The casting of lots for making decisions and determining fates has a long record in human history. The first recorded lottery to distribute prize money was held in 1466 in Bruges, Belgium, for the announced purpose of providing assistance to the poor. Since then, lottery games have become one of the world’s most widespread forms of gambling, fueled by increasing economic inequality and new materialism asserting that anyone can get rich if they try hard enough or are lucky enough. In addition, anti-tax movements have led lawmakers to seek alternatives to raising taxes and lotteries have proven remarkably adaptable as such alternatives.

The structure of most state lotteries is quite similar: a legislature creates a monopoly for the lottery (usually by passing legislation or licensing a private company) to run the operation; it begins with a modest number of relatively simple games; and, in response to continuous pressure for additional revenue, progressively expands the size and complexity of its operations, especially through the introduction of new games. This expansion has been accompanied by aggressive advertising to attract the attention of potential players and to engender support from specific constituencies: convenience store operators; lottery suppliers (heavy contributions to political campaigns by suppliers are often reported); teachers (in states where lottery revenues are earmarked for education); state legislators (who become accustomed to a steady flow of tax dollars); etc.

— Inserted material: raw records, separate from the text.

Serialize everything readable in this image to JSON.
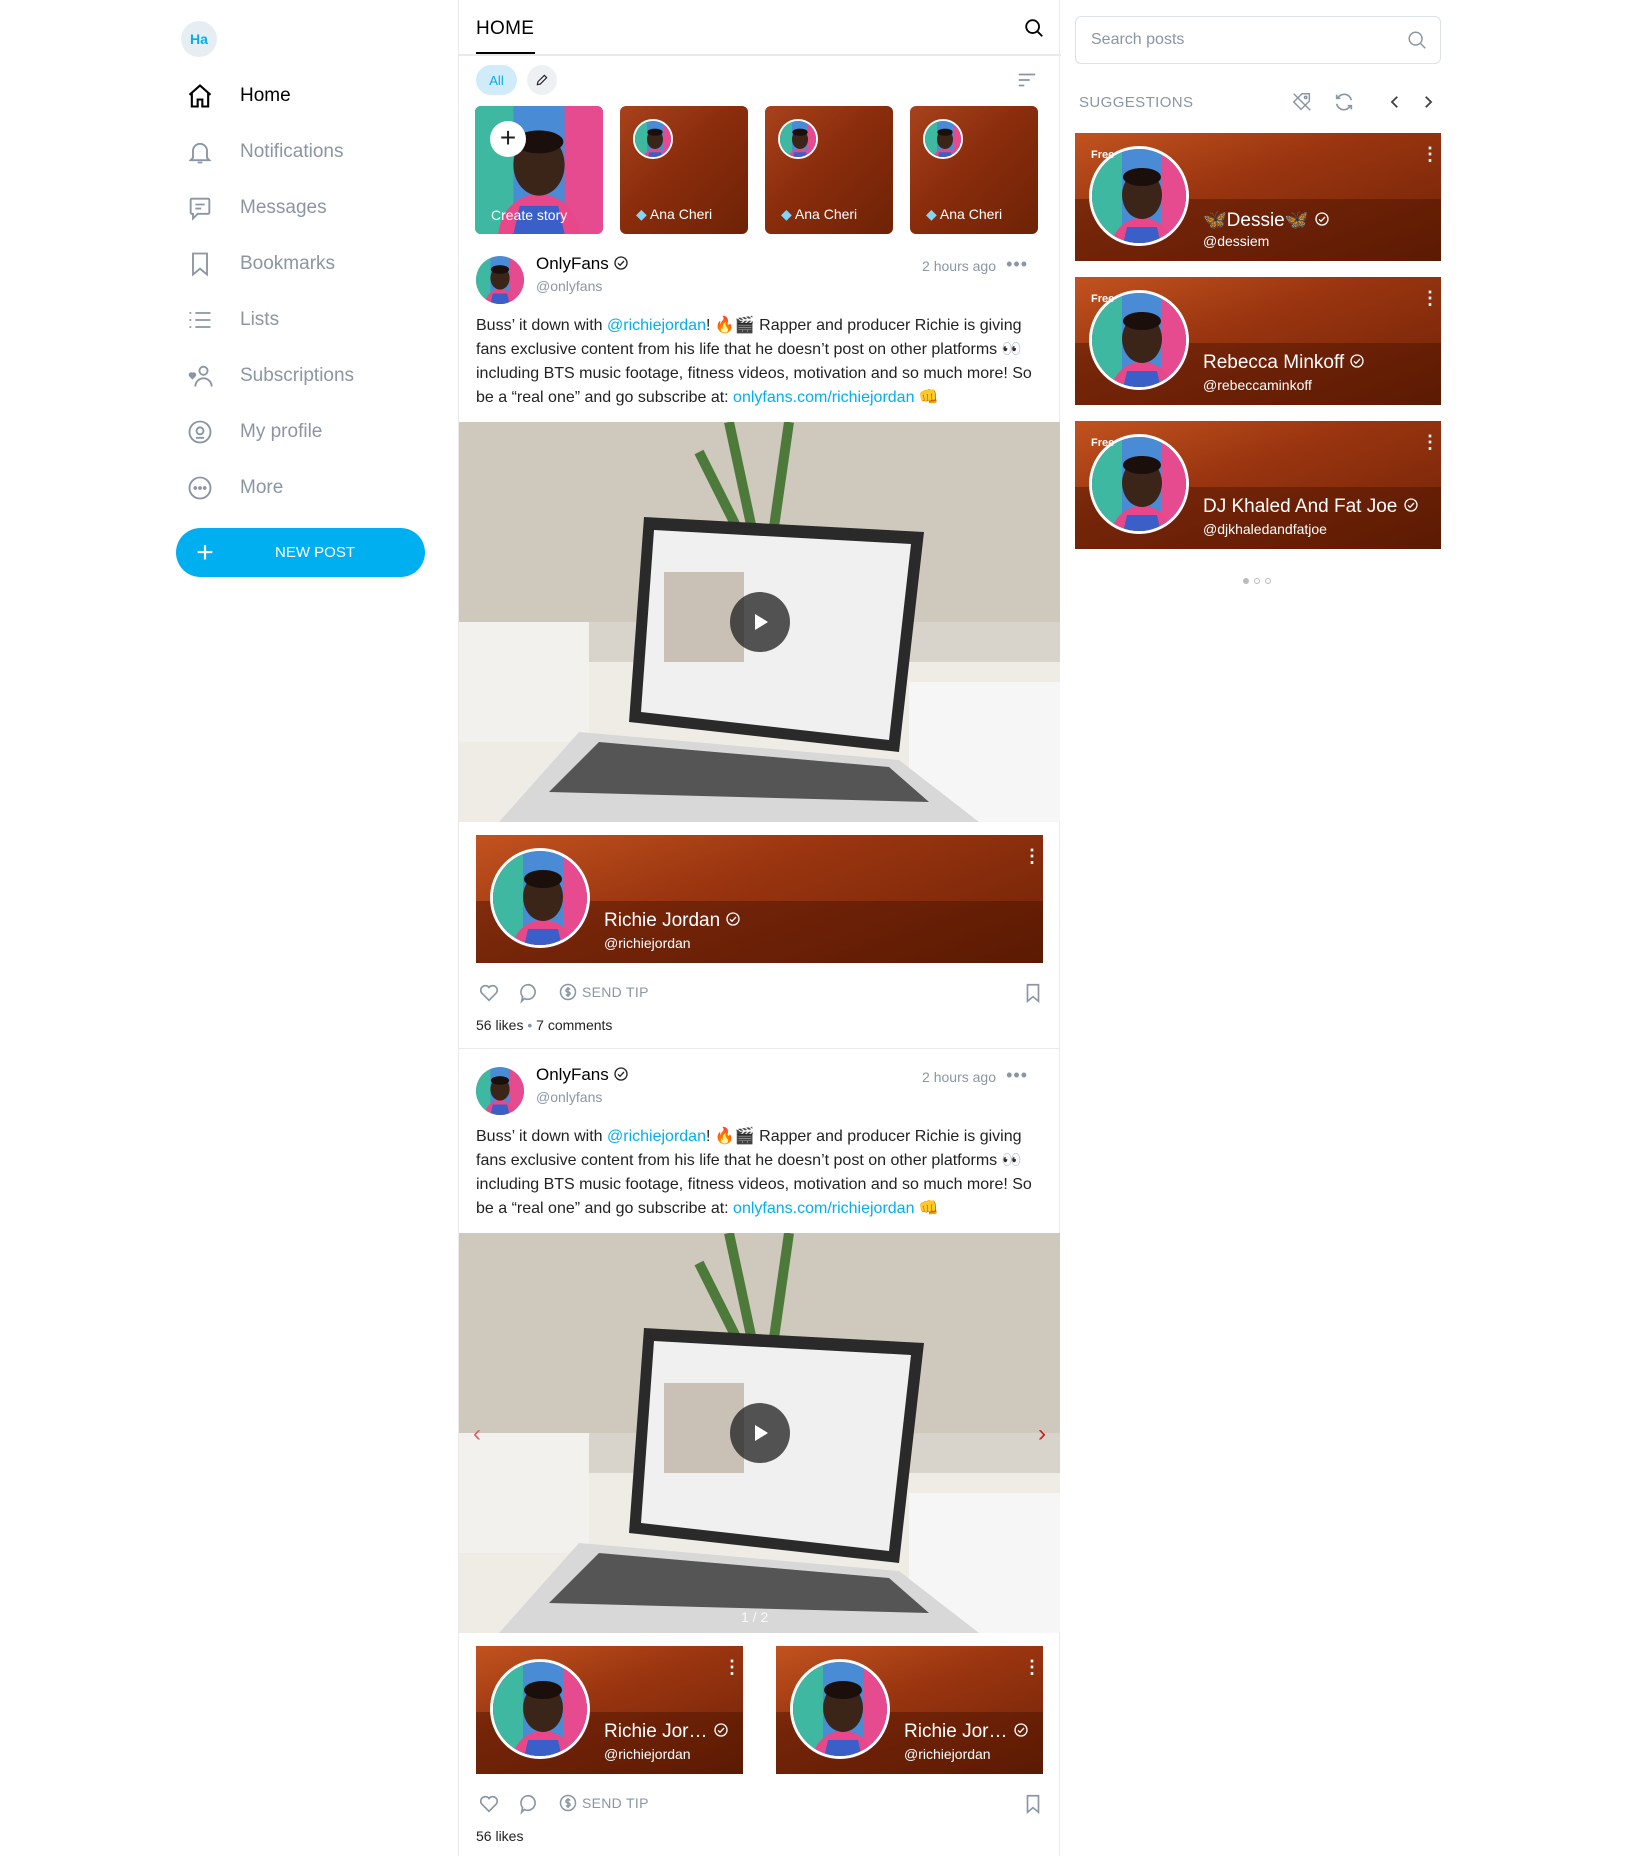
{
  "sidebar": {
    "avatar_initials": "Ha",
    "items": [
      {
        "label": "Home",
        "icon": "home-icon"
      },
      {
        "label": "Notifications",
        "icon": "bell-icon"
      },
      {
        "label": "Messages",
        "icon": "message-icon"
      },
      {
        "label": "Bookmarks",
        "icon": "bookmark-icon"
      },
      {
        "label": "Lists",
        "icon": "list-icon"
      },
      {
        "label": "Subscriptions",
        "icon": "subscriptions-icon"
      },
      {
        "label": "My profile",
        "icon": "profile-icon"
      },
      {
        "label": "More",
        "icon": "more-icon"
      }
    ],
    "new_post_label": "NEW POST"
  },
  "main": {
    "title": "HOME",
    "filter_all": "All",
    "stories": [
      {
        "label": "Create story"
      },
      {
        "label": "Ana Cheri"
      },
      {
        "label": "Ana Cheri"
      },
      {
        "label": "Ana Cheri"
      }
    ],
    "posts": [
      {
        "author": "OnlyFans",
        "handle": "@onlyfans",
        "time": "2 hours ago",
        "text_pre": "Buss’ it down with ",
        "mention": "@richiejordan",
        "text_mid": "! 🔥🎬 Rapper and producer Richie is giving fans exclusive content from his life that he doesn’t post on other platforms 👀 including BTS music footage, fitness videos, motivation and so much more! So be a “real one” and go subscribe at: ",
        "link": "onlyfans.com/richiejordan",
        "text_post": " 👊",
        "cards": [
          {
            "name": "Richie Jordan",
            "handle": "@richiejordan"
          }
        ],
        "send_tip": "SEND TIP",
        "likes": "56 likes",
        "comments": "7 comments"
      },
      {
        "author": "OnlyFans",
        "handle": "@onlyfans",
        "time": "2 hours ago",
        "text_pre": "Buss’ it down with ",
        "mention": "@richiejordan",
        "text_mid": "! 🔥🎬 Rapper and producer Richie is giving fans exclusive content from his life that he doesn’t post on other platforms 👀 including BTS music footage, fitness videos, motivation and so much more! So be a “real one” and go subscribe at: ",
        "link": "onlyfans.com/richiejordan",
        "text_post": " 👊",
        "media_counter": "1 / 2",
        "cards": [
          {
            "name": "Richie Jor…",
            "handle": "@richiejordan"
          },
          {
            "name": "Richie Jor…",
            "handle": "@richiejordan"
          }
        ],
        "send_tip": "SEND TIP",
        "likes": "56 likes"
      }
    ]
  },
  "right": {
    "search_placeholder": "Search posts",
    "suggestions_title": "SUGGESTIONS",
    "suggestions": [
      {
        "badge": "Free",
        "name": "🦋Dessie🦋",
        "handle": "@dessiem"
      },
      {
        "badge": "Free",
        "name": "Rebecca Minkoff",
        "handle": "@rebeccaminkoff"
      },
      {
        "badge": "Free",
        "name": "DJ Khaled And Fat Joe",
        "handle": "@djkhaledandfatjoe"
      }
    ]
  },
  "colors": {
    "accent": "#00aff0",
    "muted": "#8a96a3",
    "card_bg": "#8a2d0c"
  }
}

While the growth of lottery operations has benefited states and promoted widespread participation, it has also masked a troubling underbelly: regressive and sometimes harmful effects on the poor and problem gamblers. The regressive aspects of lotteries are a direct result of their being run as businesses whose primary function is to maximize revenues through gambling. Because of this, they must continually promote their product to persuade people to spend a large proportion of their incomes on the hope that they might win.

There is no evidence that the vast majority of lottery players are committed gamblers, but most do not take their chances lightly. In fact, they tend to be heavier gamblers than the average American. Their spending is further accentuated by the regressivity of lotteries, which typically require lower-income individuals to spend more on tickets than people with higher incomes.

A common strategy is to choose a combination of numbers that have a high probability of occurring in the winning drawing, such as birthdays or sequential digits that appear frequently on other lottery tickets. Harvard statistics professor Mark Glickman points out, however, that if you win with these numbers you will have to split the prize with other players who chose those same numbers. In his opinion, it would be better to select random numbers or buy Quick Picks.

While state lotteries promote the message that even if you lose, you will still feel good about yourself because you did your civic duty by buying a ticket, they seldom put this in context of overall state revenues. They rely on two messages primarily. The first is to sell the idea that lottery play is fun, an experience which obscures its regressivity and the fact that people spend a large portion of their incomes on it.